Additionally, Wikis afford students the opportunity to express themselves using multiple modalities. Therefore, children who struggle to express themselves through the written word, are now at ease due to ability to insert music, graphics, video, and photos into their writing. With the help of this technology, students who struggle with language are now able to create multimodal compositions, allowing them to communicate meanings that were once inaccessible or not fully expressed through their printed word. These ongoing collaborative efforts also reinforce the notion of careful, contentious writing. Students' words are no longer for an audience of one, but instead for an audience of countless individuals. The awareness of this global reach reminds students to be cautious with grammar, word choice and style as they know that others will be expanding upon their written ideas.
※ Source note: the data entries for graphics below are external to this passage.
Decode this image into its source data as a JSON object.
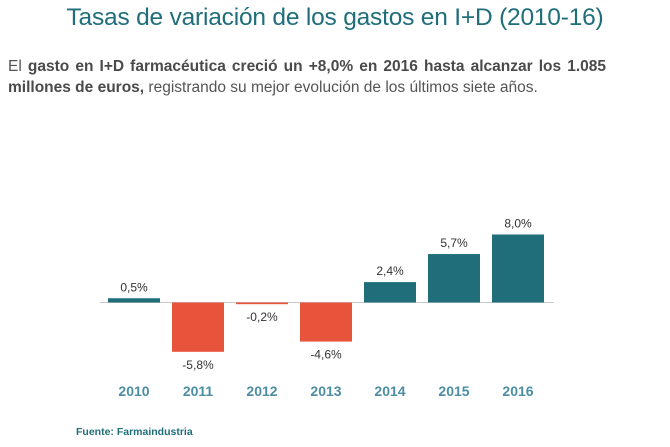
{
  "header": {
    "title": "Tasas de variación de los gastos en I+D (2010-16)"
  },
  "intro": {
    "part1": "El ",
    "bold1": "gasto en I+D farmacéutica creció un +8,0% en 2016 hasta alcanzar los 1.085 millones de euros,",
    "part2": " registrando su mejor evolución de los últimos siete años."
  },
  "footer": {
    "source": "Fuente: Farmaindustria"
  },
  "colors": {
    "positive": "#1f6e7a",
    "negative": "#e8533b",
    "title": "#1f6e7a",
    "axis": "#c8c8c8",
    "tick_label": "#4a8ea0",
    "value_label": "#333333"
  },
  "chart_data": {
    "type": "bar",
    "title": "Tasas de variación de los gastos en I+D (2010-16)",
    "xlabel": "",
    "ylabel": "",
    "categories": [
      "2010",
      "2011",
      "2012",
      "2013",
      "2014",
      "2015",
      "2016"
    ],
    "values": [
      0.5,
      -5.8,
      -0.2,
      -4.6,
      2.4,
      5.7,
      8.0
    ],
    "value_labels": [
      "0,5%",
      "-5,8%",
      "-0,2%",
      "-4,6%",
      "2,4%",
      "5,7%",
      "8,0%"
    ],
    "ylim": [
      -6,
      8
    ],
    "grid": false,
    "legend": "none"
  }
}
Because of their versatility, Podcasts are also commonly accessed on classroom computers. These downloadable, portable files allow listeners to subscribe to digitally recorded audio clips and replay them at their own convenience. Similarly, the use of Vodcasts has become almost as common, as they allow for students to view digitally recorded video on classroom computers. Accessing Podcasts and Vodcasts on classroom computers allows for differentiated instruction within the classroom environment. These technologies provide students with the opportunity to learn at their own pace and the freedom to go back whenever possible and as frequently as necessary in order to check their understanding. Podcasts are offering ESL students, and those with learning disabilities, the chance to review lectures at their own pace for increased comprehension. In fact, research was conducted to see how technology could help the visually impaired in the classroom. It showed that the visually impaired students found technology is better for them, compared to the regular paper. This demonstrated that they can learn for themselves in a classroom. In this case, the iPad2, helped increase the reading speed of those visually impaired compared to the large printed text on paper. Many ELL and ESL students need additional support with defining commonly used language as well as with the pronunciation of new vocabulary. Other students, such as those with special needs have difficulty reading and reviewing complex texts. Accessing Podcasts and Vodcasts on classroom computers can easily provide helpful tools to address these students' needs.

===Ineffective use===
Intrinsic barriers such as a belief in more traditional teaching practices and individual attitudes towards computers in education as well as the teachers own comfort with computers and their ability to use them all result in varying effectiveness in the integrations of computers in the classroom. Even with the increased access to computers within education systems the actual use of computers in the class room lacks meaningful activities that involve the students. Teachers also appear to abandon the intended educational uses of the computers purely for communication between staff and parents as well as preparation of more traditional learning materials. A survey collected data from 306 in-service teachers from eight secondary schools. One concept that was found in the research was that for the individual category, which included personal skills and feelings, saw that anxiety and computer self-efficiency had an impact on the teachers ability to teach. Through different organizational skill sets, technology could either be stressful and negative or reinforcing and positive for teachers.